Publication
ICPE 2024
Conference paper

InstantOps: A Joint Approach to System Failure Prediction and Root Cause Identification in Microservices Cloud-Native Applications

View publication

Abstract

As microservice and cloud computing operations increasingly adopt automation, the importance of models for fostering resilient and efficient adaptive architectures becomes paramount. This paper presents InstantOps, a novel approach to system failure prediction and root cause analysis leveraging a three-fold modality of IT observability data: logs, metrics, and traces. The proposed methodology integrates Graph Neural Networks (GNN) to capture spatial information and Gated Recurrent Units (GRU) to encapsulate the temporal aspects within the data. A key emphasis lies in utilizing a stitched representation derived from logs, microservices events(e.g. Image Pull Back Off, PVC Pending), and resource metrics to predict system failures proactively. The traces are aggregated to construct a comprehensive service call flow graph and represented as a dynamic graph. Furthermore, permutation testing is applied to harness node scores, aiding in the identification of root causes behind these failures.
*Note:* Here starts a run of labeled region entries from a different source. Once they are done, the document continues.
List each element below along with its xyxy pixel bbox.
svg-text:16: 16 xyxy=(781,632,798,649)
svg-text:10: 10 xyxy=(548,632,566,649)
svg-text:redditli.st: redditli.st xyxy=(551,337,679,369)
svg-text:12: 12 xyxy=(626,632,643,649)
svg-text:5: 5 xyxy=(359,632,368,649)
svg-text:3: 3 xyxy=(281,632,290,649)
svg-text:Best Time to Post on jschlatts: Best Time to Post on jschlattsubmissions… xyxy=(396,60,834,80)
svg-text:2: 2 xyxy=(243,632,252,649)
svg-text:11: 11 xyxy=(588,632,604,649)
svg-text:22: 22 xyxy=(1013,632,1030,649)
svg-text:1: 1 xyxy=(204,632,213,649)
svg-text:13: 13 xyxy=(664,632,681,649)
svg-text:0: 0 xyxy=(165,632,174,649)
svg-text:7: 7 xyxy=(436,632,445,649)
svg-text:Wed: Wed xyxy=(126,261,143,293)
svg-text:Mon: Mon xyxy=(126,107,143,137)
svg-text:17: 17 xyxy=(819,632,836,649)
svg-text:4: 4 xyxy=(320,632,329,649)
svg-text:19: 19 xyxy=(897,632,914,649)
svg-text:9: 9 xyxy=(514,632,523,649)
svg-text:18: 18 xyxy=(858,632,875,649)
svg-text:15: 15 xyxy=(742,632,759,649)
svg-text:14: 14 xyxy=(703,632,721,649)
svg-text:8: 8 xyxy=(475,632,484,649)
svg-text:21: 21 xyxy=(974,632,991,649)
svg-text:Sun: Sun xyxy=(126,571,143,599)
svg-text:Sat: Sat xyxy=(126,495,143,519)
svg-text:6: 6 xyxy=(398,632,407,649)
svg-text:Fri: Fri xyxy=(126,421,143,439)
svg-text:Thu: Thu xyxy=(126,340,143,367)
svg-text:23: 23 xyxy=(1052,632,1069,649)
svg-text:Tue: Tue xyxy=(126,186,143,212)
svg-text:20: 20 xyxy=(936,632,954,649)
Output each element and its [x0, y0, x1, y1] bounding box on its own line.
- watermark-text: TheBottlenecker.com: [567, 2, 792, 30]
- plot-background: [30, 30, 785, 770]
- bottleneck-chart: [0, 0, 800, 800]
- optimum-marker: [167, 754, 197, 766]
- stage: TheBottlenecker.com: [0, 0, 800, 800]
To evaluate the efficiency of InstantOps, we utilized in-house data from the open-source application Quote of the Day (QoTD) as well as two publicly available datasets, MicroSS and Train Ticket. The F1 scores obtained in predicting the system failures from these data sets were 0.96, 0.98, and 0.97, respectively, beating the stateof-the-art. Additionally, we further evaluated the efficiency of root cause analysis using MAR and MFR. These results also outperform the state of the art.